BOONEVILLE TO REMAIN IN CLASS 3A FOR NEXT CYCLE

Booneville To Remain In Class 3A For Next Cycle

STAFF

BHS | 7/20/2021

When the Arkansas Activities Association released classification assignments for cycle of the 2022-2023 and 2023-2024 school years, Booneville officials learned sports programs will remain a member of Class 3A.

However, looking into the future, that assignment is tenuous, at best.

Booneville’s three-year average attendance of 251.33 students in the grades of 9-11, which the classification system uses to rank Class 7A through Class 2A football playing schools, places Bearcat football as the second largest in Class 3A. Only Glen Rose’s 254 average student count is larger.

The smallest enrollment for a Class 4A football program is the 260 students in Dumas.

For now, there are 48 football playing schools in Class 3A, but that could easily change in December.

In previous cycles, non-public schools were assigned one classification higher than a likewise public-school enrollment would have placed the school.

That changed with the creation of the Competitive Equity Factor which will rate the private school programs based on success over a four-year period.

Those who accumulate at least 10 points – one for a conference winning record, two for winning a playoff game, three for playing in a state title game, or four for winning a state title – over four playing years will be forced to play an additional classification higher.

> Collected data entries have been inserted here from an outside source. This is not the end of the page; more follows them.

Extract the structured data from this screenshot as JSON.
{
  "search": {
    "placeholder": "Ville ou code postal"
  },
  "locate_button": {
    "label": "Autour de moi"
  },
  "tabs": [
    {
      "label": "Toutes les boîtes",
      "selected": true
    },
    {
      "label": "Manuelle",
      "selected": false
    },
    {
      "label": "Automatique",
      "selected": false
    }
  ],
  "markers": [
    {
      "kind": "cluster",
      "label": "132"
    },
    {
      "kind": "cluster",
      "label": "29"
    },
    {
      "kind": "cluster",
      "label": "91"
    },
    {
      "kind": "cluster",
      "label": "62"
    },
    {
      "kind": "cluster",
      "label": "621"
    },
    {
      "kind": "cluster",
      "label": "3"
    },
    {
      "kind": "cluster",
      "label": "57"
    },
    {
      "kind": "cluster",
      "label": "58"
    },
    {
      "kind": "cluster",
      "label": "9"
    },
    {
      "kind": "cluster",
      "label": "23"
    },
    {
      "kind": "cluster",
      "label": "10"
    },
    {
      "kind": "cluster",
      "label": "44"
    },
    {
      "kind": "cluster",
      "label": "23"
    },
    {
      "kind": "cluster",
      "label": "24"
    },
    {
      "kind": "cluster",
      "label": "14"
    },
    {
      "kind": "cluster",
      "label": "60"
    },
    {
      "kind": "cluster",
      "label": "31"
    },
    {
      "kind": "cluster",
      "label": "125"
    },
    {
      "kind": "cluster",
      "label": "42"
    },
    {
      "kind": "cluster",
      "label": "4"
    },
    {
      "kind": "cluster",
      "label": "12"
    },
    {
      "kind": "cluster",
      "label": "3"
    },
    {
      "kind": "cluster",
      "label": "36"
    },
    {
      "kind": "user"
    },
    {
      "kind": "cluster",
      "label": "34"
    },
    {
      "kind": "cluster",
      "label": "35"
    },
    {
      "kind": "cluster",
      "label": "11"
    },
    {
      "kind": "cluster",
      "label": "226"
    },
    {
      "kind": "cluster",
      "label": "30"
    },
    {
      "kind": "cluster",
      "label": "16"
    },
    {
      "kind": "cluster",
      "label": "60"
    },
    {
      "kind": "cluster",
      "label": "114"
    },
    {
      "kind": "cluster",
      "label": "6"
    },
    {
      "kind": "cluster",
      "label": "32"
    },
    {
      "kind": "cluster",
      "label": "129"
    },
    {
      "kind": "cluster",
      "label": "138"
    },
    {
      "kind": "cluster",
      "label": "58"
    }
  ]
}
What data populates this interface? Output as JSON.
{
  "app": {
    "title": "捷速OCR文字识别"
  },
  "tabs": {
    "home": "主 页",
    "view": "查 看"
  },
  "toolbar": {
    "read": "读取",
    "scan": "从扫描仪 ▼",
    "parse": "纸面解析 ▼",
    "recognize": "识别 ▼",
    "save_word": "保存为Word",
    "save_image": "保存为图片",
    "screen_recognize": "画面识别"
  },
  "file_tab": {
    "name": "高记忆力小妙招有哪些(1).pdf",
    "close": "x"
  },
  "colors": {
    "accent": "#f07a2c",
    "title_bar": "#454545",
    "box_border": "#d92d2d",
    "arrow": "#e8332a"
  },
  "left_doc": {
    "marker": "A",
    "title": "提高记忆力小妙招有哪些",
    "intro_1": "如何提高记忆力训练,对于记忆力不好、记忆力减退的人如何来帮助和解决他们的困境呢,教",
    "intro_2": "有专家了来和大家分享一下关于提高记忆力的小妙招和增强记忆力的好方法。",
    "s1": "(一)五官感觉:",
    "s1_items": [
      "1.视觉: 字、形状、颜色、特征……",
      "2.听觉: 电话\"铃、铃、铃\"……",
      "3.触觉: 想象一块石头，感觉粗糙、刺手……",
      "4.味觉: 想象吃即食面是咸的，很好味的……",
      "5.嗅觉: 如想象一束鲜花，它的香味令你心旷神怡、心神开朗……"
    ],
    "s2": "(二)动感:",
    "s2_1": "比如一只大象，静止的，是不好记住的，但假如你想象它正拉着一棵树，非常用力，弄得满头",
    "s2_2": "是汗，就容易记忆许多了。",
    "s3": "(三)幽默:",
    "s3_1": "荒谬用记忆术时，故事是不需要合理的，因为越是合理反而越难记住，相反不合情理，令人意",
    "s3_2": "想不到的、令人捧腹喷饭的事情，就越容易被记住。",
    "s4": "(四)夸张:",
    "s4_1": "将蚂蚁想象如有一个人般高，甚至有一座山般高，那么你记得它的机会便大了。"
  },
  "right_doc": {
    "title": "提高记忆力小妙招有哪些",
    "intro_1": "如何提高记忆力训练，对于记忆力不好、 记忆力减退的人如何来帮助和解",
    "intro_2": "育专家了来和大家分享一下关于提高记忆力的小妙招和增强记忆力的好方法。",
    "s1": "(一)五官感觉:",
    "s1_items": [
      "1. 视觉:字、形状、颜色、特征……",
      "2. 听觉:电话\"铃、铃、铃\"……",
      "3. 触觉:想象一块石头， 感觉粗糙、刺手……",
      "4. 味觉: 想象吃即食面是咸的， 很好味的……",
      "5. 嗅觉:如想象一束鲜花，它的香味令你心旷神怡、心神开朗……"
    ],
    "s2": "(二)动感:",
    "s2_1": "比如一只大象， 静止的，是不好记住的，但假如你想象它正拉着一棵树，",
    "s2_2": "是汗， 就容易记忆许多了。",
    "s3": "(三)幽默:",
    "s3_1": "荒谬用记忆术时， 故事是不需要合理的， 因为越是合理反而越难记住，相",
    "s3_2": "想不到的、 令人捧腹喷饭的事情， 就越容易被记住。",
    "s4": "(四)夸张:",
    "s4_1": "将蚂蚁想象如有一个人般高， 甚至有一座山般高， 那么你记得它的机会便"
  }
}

Several schools are already assured of moving up a classification for football which will likely create odd numbers in some conferences rather than the traditional eight team alignment in place for years.

Conversely, programs that score 3 to 9 points will continue in their current classification, and those with fewer than 3 points can drop one classification. At least two non-public schools are currently in line to drop a classification for football.

Booneville has been a Class 3A program in all sports for the last two cycles, after spending the 2016-2017 and 2017-2018 school years in 4A.

While a return to Class 4A for football may be on the horizon, for all other sports, Bearcat programs would appear to be in little danger of making a move.

That’s because the same enrollment figures are used to create Class 6A through Class A in all other sports and have different breaking points due to some schools not participating in football and there being only one 16-team classification at the top, rather than the two there are for football.

For basketball, baseball/softball, et all., the 251.33 enrollment figure ranks Bearcat programs 22nd among the current 59 schools assigned to the classification.

In either case, exactly which opposing schools Booneville will face in conference action is still an unknown as the AAA has yet to announce those assignments for the coming cycle.